The Center for Public Health Data would aggregate federal, state and local health data and make it accessible in real time so it can be used for decision-making as health threats unfold.
To improve access to federal, state and local health data that can bolster infectious disease intelligence and public health preparedness, Sen. Mitt Romney (R-Utah) has proposed a Center for Public Health Data.
The new agency would aggregate electronic data from public health agencies as well as laboratories, clinics and hospitals and make it accessible in real time so it can be used for decision-making as health threats unfold.

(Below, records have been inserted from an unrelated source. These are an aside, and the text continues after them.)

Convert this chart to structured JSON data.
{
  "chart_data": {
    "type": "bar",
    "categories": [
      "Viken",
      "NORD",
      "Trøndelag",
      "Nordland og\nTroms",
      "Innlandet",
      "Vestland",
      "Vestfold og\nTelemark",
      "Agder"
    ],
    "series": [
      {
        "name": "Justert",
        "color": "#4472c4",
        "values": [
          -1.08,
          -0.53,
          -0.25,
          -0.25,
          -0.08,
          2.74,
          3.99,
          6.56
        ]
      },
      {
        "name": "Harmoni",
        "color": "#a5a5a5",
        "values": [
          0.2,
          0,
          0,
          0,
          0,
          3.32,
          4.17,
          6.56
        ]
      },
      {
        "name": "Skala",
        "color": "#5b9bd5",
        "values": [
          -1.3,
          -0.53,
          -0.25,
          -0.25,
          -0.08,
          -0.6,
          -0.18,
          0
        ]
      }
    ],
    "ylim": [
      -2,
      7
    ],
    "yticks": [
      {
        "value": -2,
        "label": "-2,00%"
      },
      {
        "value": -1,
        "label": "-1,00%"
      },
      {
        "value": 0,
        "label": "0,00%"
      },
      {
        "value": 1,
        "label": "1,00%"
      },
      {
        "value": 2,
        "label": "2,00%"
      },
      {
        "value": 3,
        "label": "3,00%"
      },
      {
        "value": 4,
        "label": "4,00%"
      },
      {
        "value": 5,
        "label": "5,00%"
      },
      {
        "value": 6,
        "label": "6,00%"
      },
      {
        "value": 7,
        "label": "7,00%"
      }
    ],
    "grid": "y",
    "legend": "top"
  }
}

The independent data science agency would sit under the U.S. Department of Health and Human Services, be led by a chief data engineer and align with privacy and security best practices, according to a release.
CPHD would make de-identified data available to all levels of government, hospitals, researchers and the public through an online platform within 24 hours of collection. This single stream of infectious disease health data would streamline “the fragmented and duplicative data management efforts that exist across HHS,” the release said.
“Throughout the course of the COVID-19 pandemic, we have seen how the United States’ public health data reporting has failed to deliver critical and comprehensive information to the American people in order to respond to the pandemic,” Romney said. “We have again seen the shortcomings as monkeypox has started to spread around the country. These failures show the need for reliable, real time data during days of blue-skies so we can better prepare for and potentially prevent major outbreaks.”
The CPHD would also partner with states, localities, and public and private entities to modernize public health data infrastructure, improve interoperability and support information sharing.
Data sent to the center would be related only to community acquired infectious diseases, and it would be de-identified at the hospital or lab before transmission to the CPHD. Rather than making health recommendations, the center could only collect and disseminate high-quality data along with clear and accessible graphics. The center will not collect personally identifiable information, the proposal stated.
"A comprehensive database with this data in real-time from across the United States [will] make infectious diseases spreading in communities visible,” said Dr. Deborah L. Birx, a senior fellow at the George W. Bush Institute and former White House coronavirus response coordinator. “The united single source national database bringing together the private and public sector will transform our ability to respond with an integrated, cost effective whole-of-government support, and bring us into the twenty-first century, ensuring we all survive and thrive the current and future threats.”